Gold eased from an earlier 3-1/2 month high on Wednesday and was on track for its first day of losses in nearly three weeks as a firmer tone to the dollar pressured assets priced in the U.S. currency.
The dollar's late December retreat drove gold sharply higher over the same period, leading to fears that the metal was becoming overbought.
"It's still the dollar which is still very much in the driving seat for gold," Julius Baer analyst Carsten Menke said.
"We're bearish on the euro versus the U.S. dollar, so if that materialises, and this close relationship holds between gold and the dollar, it should move towards $1,225 or so."
The dollar rose 0.3 percent versus the euro in early trade, though it remained near a four-month low after declining nearly 3 percent in the last three weeks.
Investors are awaiting manufacturing data and minutes of a December U.S. Federal Reserve meeting due later in the day, which will be closely watched for clues on the outlook for U.S. monetary policy.

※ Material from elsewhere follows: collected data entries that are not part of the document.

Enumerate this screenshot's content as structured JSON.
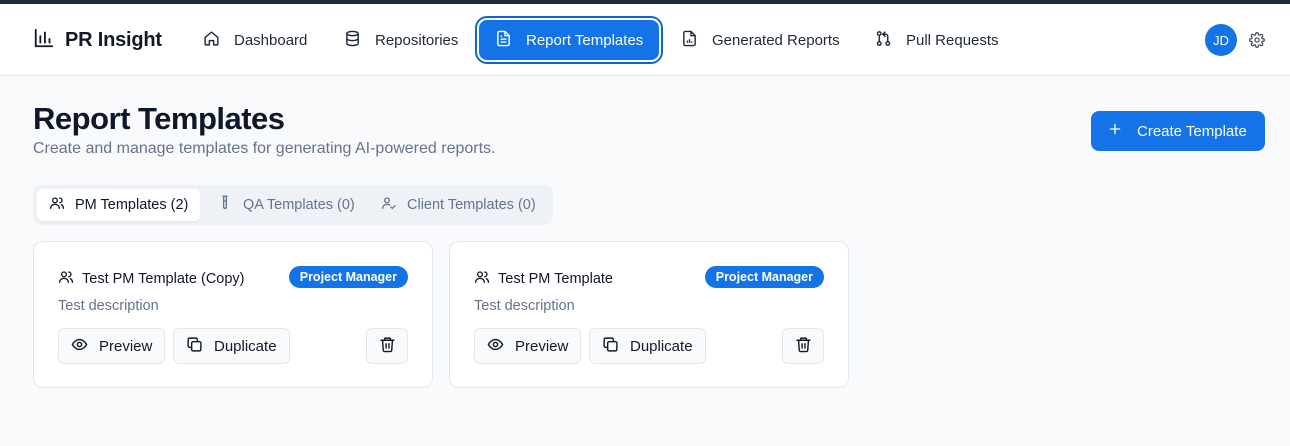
{
  "app": {
    "name": "PR Insight"
  },
  "nav": {
    "items": [
      {
        "label": "Dashboard",
        "icon": "home-icon"
      },
      {
        "label": "Repositories",
        "icon": "database-icon"
      },
      {
        "label": "Report Templates",
        "icon": "file-text-icon",
        "active": true
      },
      {
        "label": "Generated Reports",
        "icon": "file-chart-icon"
      },
      {
        "label": "Pull Requests",
        "icon": "git-pull-request-icon"
      }
    ]
  },
  "user": {
    "initials": "JD"
  },
  "page": {
    "title": "Report Templates",
    "subtitle": "Create and manage templates for generating AI-powered reports.",
    "create_button": "Create Template"
  },
  "tabs": [
    {
      "label": "PM Templates (2)",
      "icon": "users-icon",
      "active": true
    },
    {
      "label": "QA Templates (0)",
      "icon": "test-tube-icon"
    },
    {
      "label": "Client Templates (0)",
      "icon": "user-check-icon"
    }
  ],
  "templates": [
    {
      "title": "Test PM Template (Copy)",
      "badge": "Project Manager",
      "description": "Test description",
      "preview_label": "Preview",
      "duplicate_label": "Duplicate"
    },
    {
      "title": "Test PM Template",
      "badge": "Project Manager",
      "description": "Test description",
      "preview_label": "Preview",
      "duplicate_label": "Duplicate"
    }
  ],
  "colors": {
    "accent": "#1473e6",
    "muted_text": "#64748b",
    "background": "#f8fafc"
  }
}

Gold, which as a non-yielding asset is highly sensitive to rising interest rates, fell in the run-up to the third U.S. interest rate hike of 2017 in December, but quickly recovered, climbing 5 percent from its mid-month low to the year's close.
Spot gold's 14-day relative strength index (RSI) touched 75 on Tuesday, it highest since September 2017. An RSI above 70 indicates a commodity is overbought and could herald a price correction, technical analysts say.